17 Comments

  1. autismmommytherapist
    May 18, 2015 @ 12:47 pm

    “He is just for a person.” Yes, that’s all we really need, isn’t it? Loved this!

    Reply

  2. Maryanne
    May 18, 2015 @ 12:56 pm

    Best you have ever written. Spoke right to my heart. Thank you

    Reply

  3. karen
    May 18, 2015 @ 1:09 pm

    I love reading your blogs. I can only do so now in private cause every time I do. I bust out crying. I have two boys with autism and raising them alone is not easy. When I read your blogs it sounds to me like I’m reading about our life. I do like that you continue to take your family on outings. We have been asked to leave from so many places. I just don’t bother anymore. So everything you have went thru, I’m going thru. And it just makes me feel better knowing I’m not alone in this.

    Reply

  4. Jeannie
    May 18, 2015 @ 1:10 pm

    Carrie, your posts always make me cry in weird places. (I mean weird places in your posts, that is — I’m usually home when I’m reading them, which I suppose is a weird enough place in itself.) I cried when Jack said this day was his dream come true. It made me think of how the janitor at my son’s school finally went up on the roof to get the balls that had got stuck up there over the winter, and Jonathan had an ecstatic reunion with a black football that he loves to play with but which he had inadvertently “roofed” earlier this year.. (His EA said Jonathan jumped up and down and celebrated “like he was being reunited with a long-lost relative.”) Who can understand that joy? Our kids are so awesome, so incomprehensible, so simple, so just for a person.

    Reply

  5. Jo Primo
    May 18, 2015 @ 1:11 pm

    The only manual needed is the one starting with compassion and ending with empathy. We are all autistic in our own ways. We all deserve some common decency. Shame that there has to be label or books to just treat one another human.

    Reply

  6. Allison (funfamily.vacations)
    May 18, 2015 @ 1:54 pm

    I love this. Thank you.

    Reply

  7. Jennifer
    May 18, 2015 @ 2:24 pm

    Thank you for always putting it perfectly.

    Reply

  8. Mxtrmeike13
    May 18, 2015 @ 3:58 pm

    “I am just for a person,” I think, describes it all. You’re right, that is the only autism training we’ll ever need. A great piece, very well written! And no worries, no typos that I could find. =]

    Reply

  9. avisdot
    May 18, 2015 @ 4:52 pm

    Again, you have written an eloquent, beautiful, heart-wrenching, funny, and hopeful post!

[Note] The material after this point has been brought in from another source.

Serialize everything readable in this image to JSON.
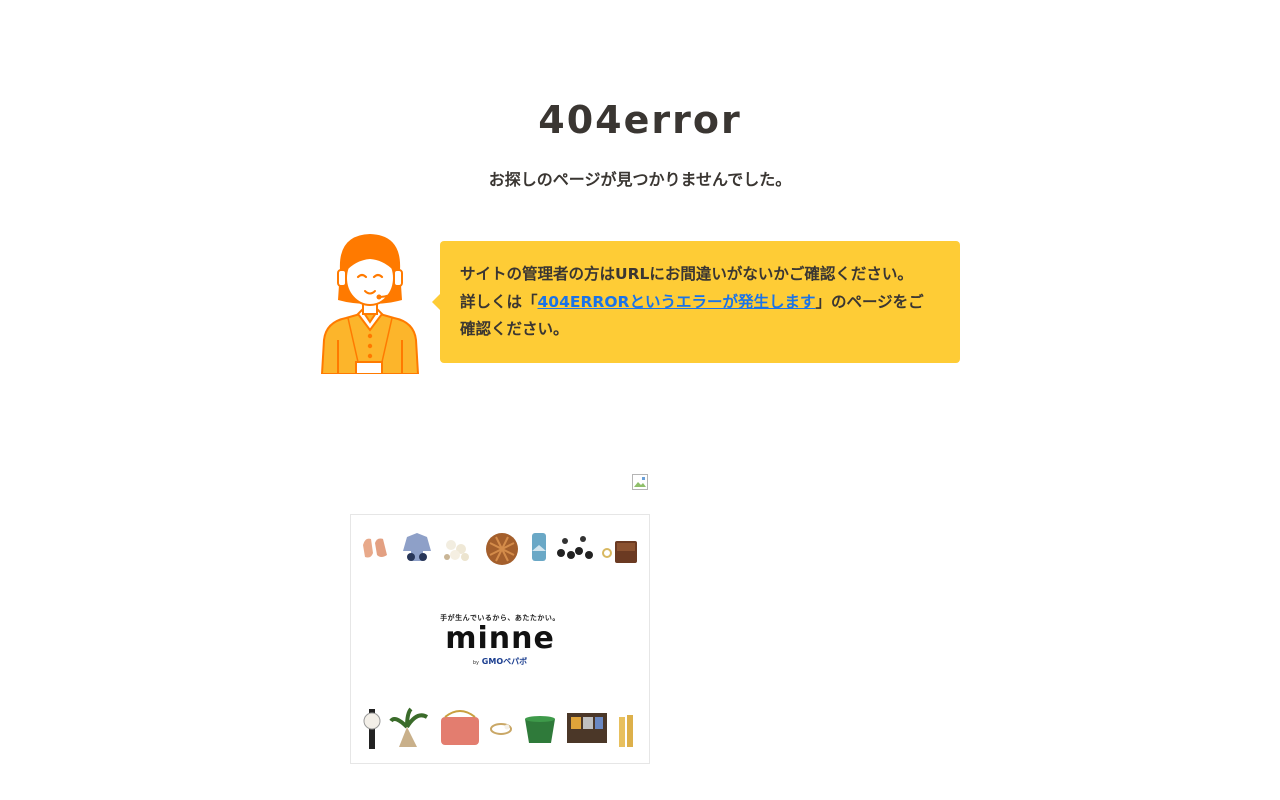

    Thank you for pouring yourself onto paper for the rest of us to learn and grow. Avis

    >

    Reply

  10. NickyB.
    May 18, 2015 @ 5:50 pm

    I love this…And what a great picture. 🙂

    Reply

  11. Joyce M
    May 18, 2015 @ 8:55 pm

    Wow I truly enjoyed this article. As K is off on a new chapter in his life, I am struggling to explain how autism and K is so complicated. I think I will print out the article for his day program staff. Just to let you know it never ends even when they become adults. Keeping writing.

    Reply

  12. Dawne Forrester
    May 18, 2015 @ 10:29 pm

    Perfect, Carrie. I would add, though, that he isn’t going to “get better”. He is not sick, there is no “cure”.

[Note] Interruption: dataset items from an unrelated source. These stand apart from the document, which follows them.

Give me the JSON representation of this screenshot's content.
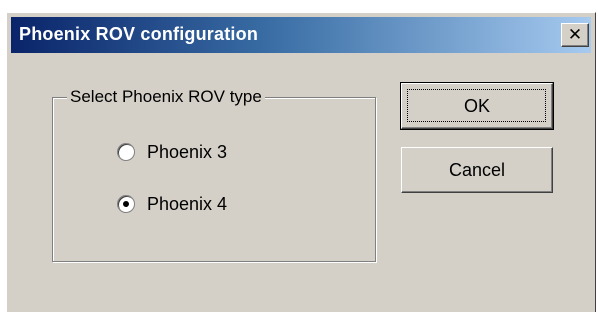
{
  "window": {
    "title": "Phoenix ROV configuration",
    "close_glyph": "✕",
    "close_icon": "close-icon"
  },
  "group": {
    "label": "Select Phoenix ROV type",
    "options": [
      {
        "label": "Phoenix 3",
        "selected": false
      },
      {
        "label": "Phoenix 4",
        "selected": true
      }
    ]
  },
  "buttons": {
    "ok_label": "OK",
    "cancel_label": "Cancel"
  },
  "colors": {
    "title_bar_start": "#0a246a",
    "title_bar_end": "#a6caf0",
    "dialog_face": "#d4d0c8"
  }
}
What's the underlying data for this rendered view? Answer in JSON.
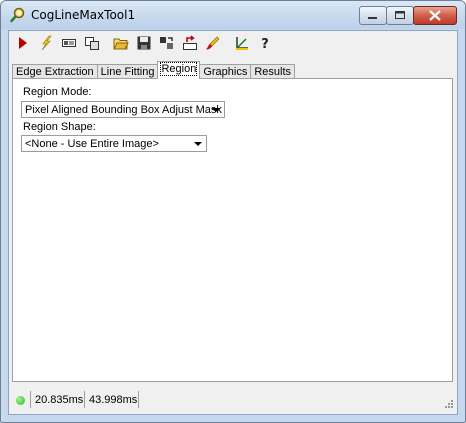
{
  "window": {
    "title": "CogLineMaxTool1"
  },
  "toolbar": {
    "buttons": [
      {
        "icon": "run-icon"
      },
      {
        "icon": "electric-icon"
      },
      {
        "icon": "image-icon"
      },
      {
        "icon": "copy-icon"
      },
      {
        "icon": "open-folder-icon"
      },
      {
        "icon": "save-icon"
      },
      {
        "icon": "copy-properties-icon"
      },
      {
        "icon": "reset-icon"
      },
      {
        "icon": "graphics-icon"
      },
      {
        "icon": "location-icon"
      },
      {
        "icon": "help-icon"
      }
    ]
  },
  "tabs": [
    {
      "label": "Edge Extraction",
      "active": false
    },
    {
      "label": "Line Fitting",
      "active": false
    },
    {
      "label": "Region",
      "active": true
    },
    {
      "label": "Graphics",
      "active": false
    },
    {
      "label": "Results",
      "active": false
    }
  ],
  "region": {
    "mode_label": "Region Mode:",
    "mode_value": "Pixel Aligned Bounding Box Adjust Mask",
    "shape_label": "Region Shape:",
    "shape_value": "<None - Use Entire Image>"
  },
  "status": {
    "led_color": "#2db52d",
    "time1": "20.835ms",
    "time2": "43.998ms"
  }
}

    All we can do and hope for is that they learn and grow and cope with the world as it is, and hopefully, we can help the world learn and grow and cope with them, too.

    Reply

  13. Lorraine Weber
    May 19, 2015 @ 12:28 am

    You make Monday’s more colorful for this mom of an autism boy. To me, you’re like a close friend that I haven’t seen in a long time, yet still have a connection. We are all connected as parents, autism just makes a more exclusive connection. Thanks for bringing positive light to my week???

    Reply

  14. oshrivastava
    May 19, 2015 @ 3:04 am

    Reblogged this on oshriradhekrishnabole.

    Reply

  15. Deb
    May 19, 2015 @ 7:58 pm

    This is beautiful. Your son, my daughter, they are people first.

    Reply

  16. reprobatemum@Reprobatemum
    May 25, 2015 @ 4:43 am

    I think he basically said it – if we could all accept people the way they are, and not expect them to be able to be any different in that situation, we’d all be better off. The problem is, for people who can adapt thier behaviour to suit a situation, it’s equally hard for them to be able to accept that other people cannot. So we aspies need to be mindful of that too.

    Reply

  17. openyoureyes145
    May 30, 2015 @ 3:13 pm

    I love it. Just for a person. Makes your eyes well up.